The above description of the disclosed embodiments is provided to enable any person skilled in the art to make or use the present application. Various modifications to these embodiments will be readily apparent to those skilled in the art, and the general principles defined herein may be implemented in other embodiments without departing from the spirit or scope of the application.
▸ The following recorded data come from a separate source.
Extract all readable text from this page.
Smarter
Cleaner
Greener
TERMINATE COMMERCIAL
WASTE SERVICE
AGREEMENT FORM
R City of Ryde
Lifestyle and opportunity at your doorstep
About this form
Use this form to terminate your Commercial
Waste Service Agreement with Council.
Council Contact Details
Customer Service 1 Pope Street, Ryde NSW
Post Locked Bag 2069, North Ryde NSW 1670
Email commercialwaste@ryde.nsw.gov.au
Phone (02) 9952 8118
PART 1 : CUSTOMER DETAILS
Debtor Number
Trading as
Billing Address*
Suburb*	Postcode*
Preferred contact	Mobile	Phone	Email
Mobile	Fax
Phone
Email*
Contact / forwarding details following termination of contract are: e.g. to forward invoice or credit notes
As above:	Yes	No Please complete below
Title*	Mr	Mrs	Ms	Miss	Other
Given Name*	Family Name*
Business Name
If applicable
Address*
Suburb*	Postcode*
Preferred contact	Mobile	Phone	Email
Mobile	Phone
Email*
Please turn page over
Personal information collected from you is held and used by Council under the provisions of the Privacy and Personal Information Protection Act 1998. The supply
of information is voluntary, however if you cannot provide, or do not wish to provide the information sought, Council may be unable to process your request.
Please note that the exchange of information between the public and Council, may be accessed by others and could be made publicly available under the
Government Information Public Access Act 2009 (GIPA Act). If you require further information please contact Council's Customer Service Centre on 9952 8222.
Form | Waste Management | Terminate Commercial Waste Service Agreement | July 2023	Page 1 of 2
Therefore, the present application will not be limited to the embodiments shown herein, but is to be accorded the widest scope consistent with the principles and novel features disclosed herein.

Claims (5)

1. A fracture external fixation bracket with variable stiffness is characterized in that it comprises a stiffness adjustment rod, a beam and a steel needle; The stiffness adjusting rod includes a left pole and a right pole, the outside of the right pole is equipped with a nut that can rotate along the right pole, a flexible rod is connected between the left pole and the right pole, and the A spring is sheathed outside the flexible rod, one end of the spring is in contact with the right end of the left strut, and the other end of the spring is in contact with the left end of the nut; By operating the nut to move along the right pole, the nut and the left pole can compress the spring to different degrees, so that the spring can produce different degrees of lateral stiffness, thereby changing the overall stiffness of the fixed bracket; The left pole is fixedly connected to the left crossbeam, the right pole is fixedly connected to the right crossbeam, the left crossbeam and the right crossbeam are respectively connected with steel needles, and the steel needles protrude from the lower ends of the left crossbeam and the right crossbeam. 2. A fracture external fixation bracket with variable stiffness as claimed in claim 1, wherein the right end of the left strut is provided with a protruding part, and the right end surface of the protruding part is provided with a button for positioning the left end of the spring. first groove. 3. A fracture external fixation bracket with variable stiffness according to claim 2, characterized in that, the left end surface of the nut is provided with a second groove for positioning the right end of the spring. 4. A fracture external fixation bracket with variable stiffness according to claim 1, wherein the spring is a cylindrical compression spring. 5. A fracture external fixation bracket with variable stiffness according to claim 1, characterized in that, the left beam or the right beam comprises a first beam plate and a second beam plate that cooperate with each other, and the first beam After the plate and the second beam plate are assembled, a through hole is left in the middle, the steel needle passes through the through hole, and the first beam plate and the second beam plate are detachably connected by screws.